We started this post by saying compute is the bottleneck and tokens are the price tag. Both are still true at the end of it. What changes, by the time you've read this far, is the question of what to do about it.

Compute scarcity isn't going away. The hyperscalers will build more datacentres; the labs will train cheaper models; CoWoS capacity will keep expanding; new architectures will keep being explored. All of these matter and all of them take years.

In the meantime, the agents are here. The bills are here. The latency is here. The lever you control is what you ship to the model, and it's the cheapest, fastest lever on the board.

Sieve is one version of it. We built it because we needed it and we shipped it because we think others do too. Whether it's the right answer for your setup depends on whether your workload looks like a long agent loop — most of them do — and whether you want the proxy shape (no agent code changes) or a different one.

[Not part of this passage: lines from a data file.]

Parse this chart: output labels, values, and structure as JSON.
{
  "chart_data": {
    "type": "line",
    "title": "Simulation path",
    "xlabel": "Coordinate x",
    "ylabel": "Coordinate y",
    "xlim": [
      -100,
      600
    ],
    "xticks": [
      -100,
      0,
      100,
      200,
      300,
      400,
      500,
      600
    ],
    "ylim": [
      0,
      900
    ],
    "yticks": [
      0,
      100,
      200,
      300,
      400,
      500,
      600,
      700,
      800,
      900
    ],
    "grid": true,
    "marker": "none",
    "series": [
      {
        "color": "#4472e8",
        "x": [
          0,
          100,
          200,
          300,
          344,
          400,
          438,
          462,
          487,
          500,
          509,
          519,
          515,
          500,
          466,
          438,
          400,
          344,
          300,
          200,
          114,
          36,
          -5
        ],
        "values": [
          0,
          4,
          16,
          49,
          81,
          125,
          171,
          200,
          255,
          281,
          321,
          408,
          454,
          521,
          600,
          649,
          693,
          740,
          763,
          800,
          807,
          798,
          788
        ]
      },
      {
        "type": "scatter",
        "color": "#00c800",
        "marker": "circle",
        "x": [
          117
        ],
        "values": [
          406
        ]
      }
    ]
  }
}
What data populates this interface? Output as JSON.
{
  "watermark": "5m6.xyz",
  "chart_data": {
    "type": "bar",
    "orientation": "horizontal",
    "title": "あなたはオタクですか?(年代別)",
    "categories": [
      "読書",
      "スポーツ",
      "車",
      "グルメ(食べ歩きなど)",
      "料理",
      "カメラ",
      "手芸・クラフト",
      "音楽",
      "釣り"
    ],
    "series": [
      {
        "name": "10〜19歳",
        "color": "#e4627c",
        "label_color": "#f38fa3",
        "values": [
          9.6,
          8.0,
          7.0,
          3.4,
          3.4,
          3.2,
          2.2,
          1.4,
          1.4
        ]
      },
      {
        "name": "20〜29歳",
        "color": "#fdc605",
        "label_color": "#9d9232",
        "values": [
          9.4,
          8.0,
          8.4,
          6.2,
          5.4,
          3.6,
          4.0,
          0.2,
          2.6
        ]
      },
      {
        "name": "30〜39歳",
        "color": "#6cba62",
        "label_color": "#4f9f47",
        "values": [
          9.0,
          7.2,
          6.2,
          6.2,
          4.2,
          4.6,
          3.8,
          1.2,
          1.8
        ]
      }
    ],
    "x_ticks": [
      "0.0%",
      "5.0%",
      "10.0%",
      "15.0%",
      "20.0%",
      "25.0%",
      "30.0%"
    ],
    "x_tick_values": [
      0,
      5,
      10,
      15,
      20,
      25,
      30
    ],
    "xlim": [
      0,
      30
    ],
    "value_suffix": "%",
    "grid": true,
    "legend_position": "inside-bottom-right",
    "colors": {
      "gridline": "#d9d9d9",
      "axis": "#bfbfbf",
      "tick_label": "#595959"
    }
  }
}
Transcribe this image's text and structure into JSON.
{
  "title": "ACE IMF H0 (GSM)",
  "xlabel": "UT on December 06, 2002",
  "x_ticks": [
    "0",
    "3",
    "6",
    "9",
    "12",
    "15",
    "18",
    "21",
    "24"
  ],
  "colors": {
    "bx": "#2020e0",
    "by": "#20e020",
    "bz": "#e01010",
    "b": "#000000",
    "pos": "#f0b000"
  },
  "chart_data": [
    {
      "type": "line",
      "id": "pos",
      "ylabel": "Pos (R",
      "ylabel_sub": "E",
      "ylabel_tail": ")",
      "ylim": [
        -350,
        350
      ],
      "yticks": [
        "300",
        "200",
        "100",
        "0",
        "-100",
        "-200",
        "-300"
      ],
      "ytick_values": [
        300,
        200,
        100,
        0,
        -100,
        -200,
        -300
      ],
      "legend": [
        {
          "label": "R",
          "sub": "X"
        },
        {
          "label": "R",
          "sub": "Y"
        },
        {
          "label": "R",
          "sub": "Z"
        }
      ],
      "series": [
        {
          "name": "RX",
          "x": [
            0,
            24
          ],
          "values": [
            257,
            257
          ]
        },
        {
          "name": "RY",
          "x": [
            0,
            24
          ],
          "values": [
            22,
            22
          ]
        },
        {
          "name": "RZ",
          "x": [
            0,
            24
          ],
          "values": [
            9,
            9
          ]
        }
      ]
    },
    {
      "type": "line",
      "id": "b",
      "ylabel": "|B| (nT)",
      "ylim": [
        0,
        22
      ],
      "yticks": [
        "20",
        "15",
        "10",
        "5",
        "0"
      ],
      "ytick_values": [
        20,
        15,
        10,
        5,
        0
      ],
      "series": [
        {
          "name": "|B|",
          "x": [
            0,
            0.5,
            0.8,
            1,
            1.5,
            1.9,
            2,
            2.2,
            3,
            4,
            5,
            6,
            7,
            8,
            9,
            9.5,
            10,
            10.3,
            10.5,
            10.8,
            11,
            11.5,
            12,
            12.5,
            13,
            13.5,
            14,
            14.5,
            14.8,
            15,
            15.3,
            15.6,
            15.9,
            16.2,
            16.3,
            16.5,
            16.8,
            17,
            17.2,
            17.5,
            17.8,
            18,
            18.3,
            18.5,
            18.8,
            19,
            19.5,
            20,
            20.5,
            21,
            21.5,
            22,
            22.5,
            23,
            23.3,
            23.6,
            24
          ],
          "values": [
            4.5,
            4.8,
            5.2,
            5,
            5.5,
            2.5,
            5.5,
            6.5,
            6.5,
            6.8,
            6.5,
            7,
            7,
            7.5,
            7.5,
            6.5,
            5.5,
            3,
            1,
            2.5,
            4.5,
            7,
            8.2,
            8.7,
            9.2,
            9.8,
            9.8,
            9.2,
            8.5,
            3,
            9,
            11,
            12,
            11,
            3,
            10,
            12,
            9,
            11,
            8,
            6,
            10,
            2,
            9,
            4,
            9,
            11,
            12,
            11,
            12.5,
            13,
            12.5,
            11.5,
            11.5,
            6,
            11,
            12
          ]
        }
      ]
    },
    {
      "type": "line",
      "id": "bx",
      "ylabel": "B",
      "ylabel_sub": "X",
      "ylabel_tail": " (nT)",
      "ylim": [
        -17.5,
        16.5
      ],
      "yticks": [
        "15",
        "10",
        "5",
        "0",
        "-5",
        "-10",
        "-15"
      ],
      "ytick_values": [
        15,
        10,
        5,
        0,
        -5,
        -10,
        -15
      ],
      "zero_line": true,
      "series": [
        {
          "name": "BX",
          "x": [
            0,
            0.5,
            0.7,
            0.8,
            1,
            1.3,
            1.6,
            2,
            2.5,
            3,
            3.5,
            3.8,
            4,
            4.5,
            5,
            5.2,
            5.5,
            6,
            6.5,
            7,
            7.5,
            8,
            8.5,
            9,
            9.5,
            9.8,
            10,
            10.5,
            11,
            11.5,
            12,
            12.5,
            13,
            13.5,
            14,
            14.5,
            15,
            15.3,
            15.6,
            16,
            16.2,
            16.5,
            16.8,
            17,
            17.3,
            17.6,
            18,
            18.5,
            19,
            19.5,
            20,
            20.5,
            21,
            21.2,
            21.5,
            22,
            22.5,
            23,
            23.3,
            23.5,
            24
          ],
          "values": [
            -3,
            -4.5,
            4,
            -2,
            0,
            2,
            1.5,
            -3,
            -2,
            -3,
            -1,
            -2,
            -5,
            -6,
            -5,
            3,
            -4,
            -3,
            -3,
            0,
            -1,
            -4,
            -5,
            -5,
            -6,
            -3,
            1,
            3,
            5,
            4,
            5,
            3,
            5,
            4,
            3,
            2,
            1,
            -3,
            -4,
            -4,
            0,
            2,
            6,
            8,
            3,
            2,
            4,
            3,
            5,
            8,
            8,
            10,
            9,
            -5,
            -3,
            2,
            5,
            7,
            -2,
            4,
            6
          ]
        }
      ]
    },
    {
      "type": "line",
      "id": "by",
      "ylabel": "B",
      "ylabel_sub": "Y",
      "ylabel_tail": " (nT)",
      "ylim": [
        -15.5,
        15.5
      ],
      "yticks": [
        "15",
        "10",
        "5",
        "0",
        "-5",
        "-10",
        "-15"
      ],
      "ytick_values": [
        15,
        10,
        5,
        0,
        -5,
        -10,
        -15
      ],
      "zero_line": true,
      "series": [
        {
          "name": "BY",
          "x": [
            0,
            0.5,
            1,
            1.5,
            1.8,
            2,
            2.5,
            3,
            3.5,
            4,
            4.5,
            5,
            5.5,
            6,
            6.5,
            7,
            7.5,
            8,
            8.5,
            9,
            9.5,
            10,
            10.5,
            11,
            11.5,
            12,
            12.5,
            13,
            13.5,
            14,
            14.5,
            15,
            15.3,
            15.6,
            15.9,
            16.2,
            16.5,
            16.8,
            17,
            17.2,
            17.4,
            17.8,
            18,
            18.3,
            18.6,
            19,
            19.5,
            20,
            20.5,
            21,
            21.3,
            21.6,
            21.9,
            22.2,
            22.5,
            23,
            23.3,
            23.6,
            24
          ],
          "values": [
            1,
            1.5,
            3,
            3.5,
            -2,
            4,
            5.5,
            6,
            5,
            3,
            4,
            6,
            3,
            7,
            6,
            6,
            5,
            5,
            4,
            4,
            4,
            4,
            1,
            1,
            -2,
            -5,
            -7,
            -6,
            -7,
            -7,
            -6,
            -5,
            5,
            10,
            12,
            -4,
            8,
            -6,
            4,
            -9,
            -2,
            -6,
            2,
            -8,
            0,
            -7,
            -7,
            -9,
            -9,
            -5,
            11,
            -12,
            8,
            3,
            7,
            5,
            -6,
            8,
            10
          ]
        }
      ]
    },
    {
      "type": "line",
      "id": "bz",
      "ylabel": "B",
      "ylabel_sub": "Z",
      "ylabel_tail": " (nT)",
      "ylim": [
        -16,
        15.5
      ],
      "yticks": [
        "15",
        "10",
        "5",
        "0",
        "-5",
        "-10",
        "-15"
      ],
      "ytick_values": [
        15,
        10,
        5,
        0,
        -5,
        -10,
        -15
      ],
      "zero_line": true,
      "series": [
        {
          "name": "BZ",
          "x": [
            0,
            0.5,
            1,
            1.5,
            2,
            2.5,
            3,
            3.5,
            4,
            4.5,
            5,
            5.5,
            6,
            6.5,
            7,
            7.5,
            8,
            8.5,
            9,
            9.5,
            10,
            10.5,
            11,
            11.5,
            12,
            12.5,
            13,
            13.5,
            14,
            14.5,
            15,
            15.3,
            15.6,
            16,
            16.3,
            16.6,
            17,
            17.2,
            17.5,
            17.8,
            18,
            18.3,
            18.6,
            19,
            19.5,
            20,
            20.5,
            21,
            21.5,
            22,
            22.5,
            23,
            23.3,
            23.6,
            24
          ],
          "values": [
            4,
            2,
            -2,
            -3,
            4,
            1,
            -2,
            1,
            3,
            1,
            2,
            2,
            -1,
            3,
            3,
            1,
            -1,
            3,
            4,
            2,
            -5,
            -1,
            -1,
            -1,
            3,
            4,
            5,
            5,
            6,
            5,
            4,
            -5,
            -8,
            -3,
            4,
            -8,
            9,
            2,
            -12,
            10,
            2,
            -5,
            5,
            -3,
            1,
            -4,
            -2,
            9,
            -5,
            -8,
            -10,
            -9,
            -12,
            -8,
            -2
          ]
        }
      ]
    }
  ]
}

Every Sieve-specific number in this post comes from the benchmark suite in our repo — reproducible on your own hardware via sieve benchmark. The source is on GitHub. Run it against your own agent. Measure your own numbers. Decide for yourself.

The bottleneck isn't going to move. What you ship through it is yours to choose.

pipx install llm-sieve
sieve-install
sieve benchmark    # run the numbers on your hardware

This post was drafted with AI assistance and reviewed by the Sieve maintainer before publication. Quantitative claims either link to a source or are measured directly from the Sieve v1.0.0 benchmark suite (pytest tests/test_benchmarks.py). Calculated figures (cost-at-scale, attention compute curve) disclose all inputs in their captions. Provider prices were correct on 2026-06-09 and change frequently — substitute current rates for current estimates.


  1. All numbers are per-session input-token cost only, using the benchmark fixture totals (85,612 baseline vs 3,463 Sieve), provider-published rates as of 2026-06-09, and 30 days per month. Output-token cost is held constant between conditions — Sieve changes what the model sees, not what it says. Your actual savings depend on agent shape, session length, conversation density, and whether you pay tiered long-context rates. The benchmark fixture is an honest sample, not a guarantee.